At a meeting in the summer of 1941, Hitler told Heinrich Himmler to treat the Jews “like partisans,” making precisely the analogy that appeared in the orders for Barbarossa. This was a drastic shift from violent persecution, ghettoization, and forced labor to the outright extermination of men, women, and children. By the end of 1941 the Germans had murdered nearly 100 percent of the Jews detained in areas that had previously been under Soviet rule, and 15 to 25 percent of the Jews—most of them men—in areas previously under Polish rule. As Hellbeck puts it, “The mass murder of all Jews—young and old, male and female—began with the murder of Soviet Jews” and then “radiated out,” first to the “occupied Western peripheries of the Soviet state, then spreading farther west.” We cannot say what would have happened had Hitler decided not to invade his erstwhile ally, but we can say that the war in the East and the increasing ferocity of the Holocaust were inextricably linked.
Popular memory tends to separate the Holocaust and the German war against the Soviet Union, but for the Nazi regime they were two faces of the same undertaking. General Erich von Manstein, commander of the Eleventh Army, instructed his troops on November 20, 1941, that “the German Volk is in the midst of a battle for life and death against the Bolshevik system.” “This battle,” he stressed, is conducted “not only in a conventional manner according to the rules of European warfare.” The troops should understand that “Judaism is the mediator between the enemy in the rear and the still fighting remnants of the Red Army and the Red leadership.” Hence, “the Jewish-Bolshevik system must be eradicated once and for all.”

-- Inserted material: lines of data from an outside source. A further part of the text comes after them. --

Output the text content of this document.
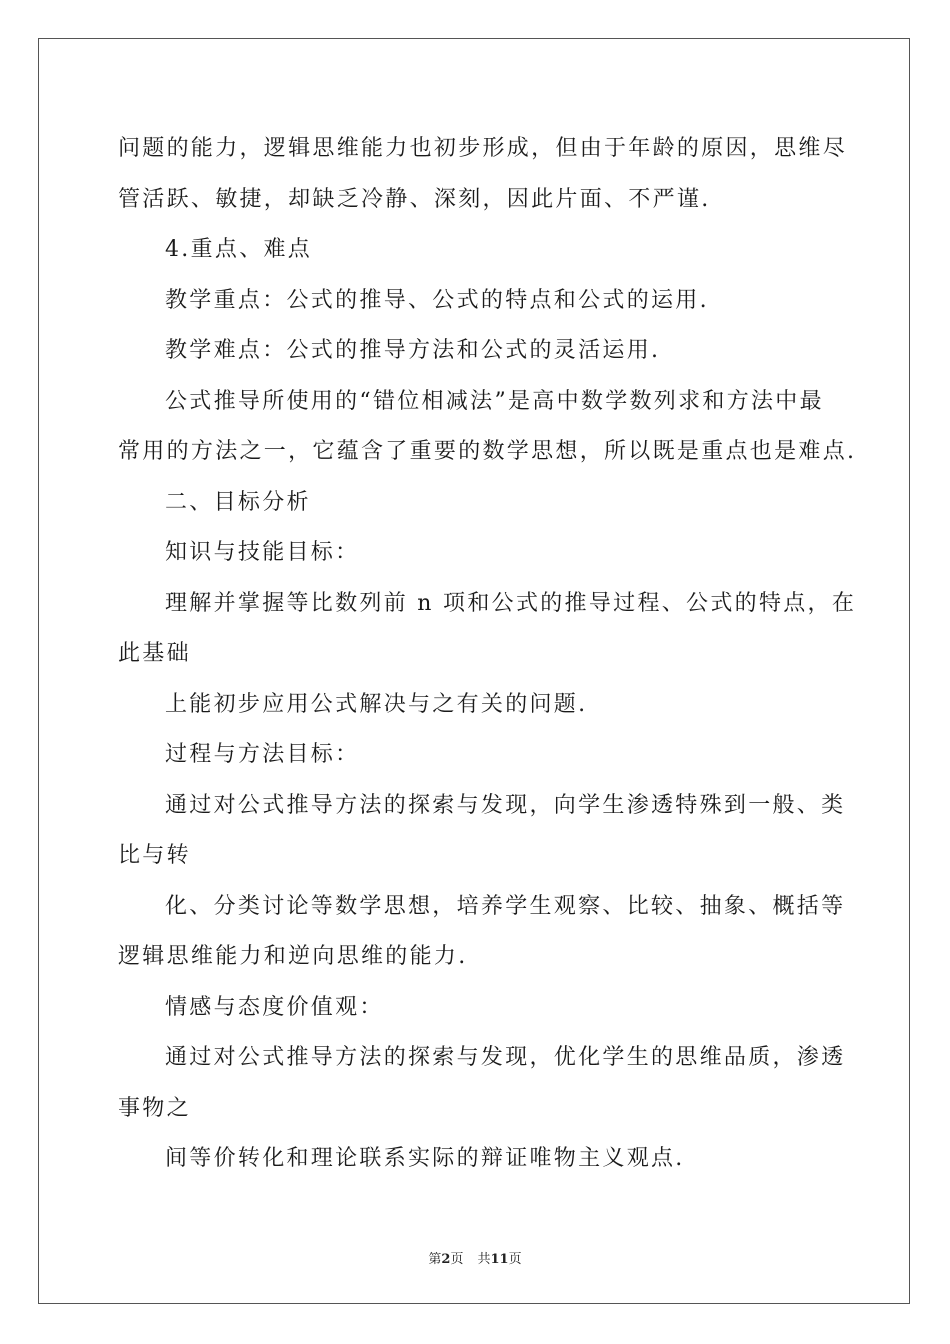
问题的能力，逻辑思维能力也初步形成，但由于年龄的原因，思维尽
管活跃、敏捷，却缺乏冷静、深刻，因此片面、不严谨.
4.重点、难点
教学重点：公式的推导、公式的特点和公式的运用.
教学难点：公式的推导方法和公式的灵活运用.
公式推导所使用的“错位相减法”是高中数学数列求和方法中最
常用的方法之一，它蕴含了重要的数学思想，所以既是重点也是难点.
二、目标分析
知识与技能目标：
理解并掌握等比数列前 n 项和公式的推导过程、公式的特点，在
此基础
上能初步应用公式解决与之有关的问题.
过程与方法目标：
通过对公式推导方法的探索与发现，向学生渗透特殊到一般、类
比与转
化、分类讨论等数学思想，培养学生观察、比较、抽象、概括等
逻辑思维能力和逆向思维的能力.
情感与态度价值观：
通过对公式推导方法的探索与发现，优化学生的思维品质，渗透
事物之
间等价转化和理论联系实际的辩证唯物主义观点.
第2页 共11页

Manstein was hardly alone. General Walter von Reichenau, commander of the Sixth Army, appealed to his troops on October 10, 1941, reminding them that “the essential goal of the campaign against the Jewish-Bolshevik system is the complete destruction of its power instruments and the eradication of the Asiatic influence on the European cultural sphere.” The task of the troops, he insisted, must “go beyond the conventional unilateral soldierly tradition,” since in the East the soldier is “a carrier of an inexorable racial conception and the avenger of all the bestialities which have been committed against the Germans and related races.” Soldiers must have “complete understanding for the necessity of the harsh, but just atonement of Jewish subhumanity.” Indeed, as the commander of the XLVII Panzer Corps reminded his troops on the eve of the invasion, “We have never forgotten that it was Bolshevism which had stabbed our army in the back during the [First] World War and which bears the guilt for all the misfortunes our people has suffered.” Now, as General Erich Hoepner, commander of Panzer Group 4, told his troops, it was time to engage in “the defense of European culture against the Muscovite-Asiatic flood, the warding off of Jewish Bolshevism.”
These citations come from German documents I used for my dissertation and were later printed in my book Hitler’s Army, published thirty-five years ago. What was new at the time came to be an accepted historical fact in the following two decades. But scholarly history is one thing, public perceptions another, and the connection between Germany’s war in the East and the launching of the Holocaust remains unknown in much of the West.
There is much more to say about this, but the central point here is that for the fascist there is only the Enemy, and while the Enemy has many names — alien, communist, socialist, Jew, feminist, atheist, colored, Asiatic, gay, trans, etc etc etc –it is always the same Other, that must somehow be annihilated in order to purify the state, and return it to a lost golden age. And that is the real meaning of Make America Great Again.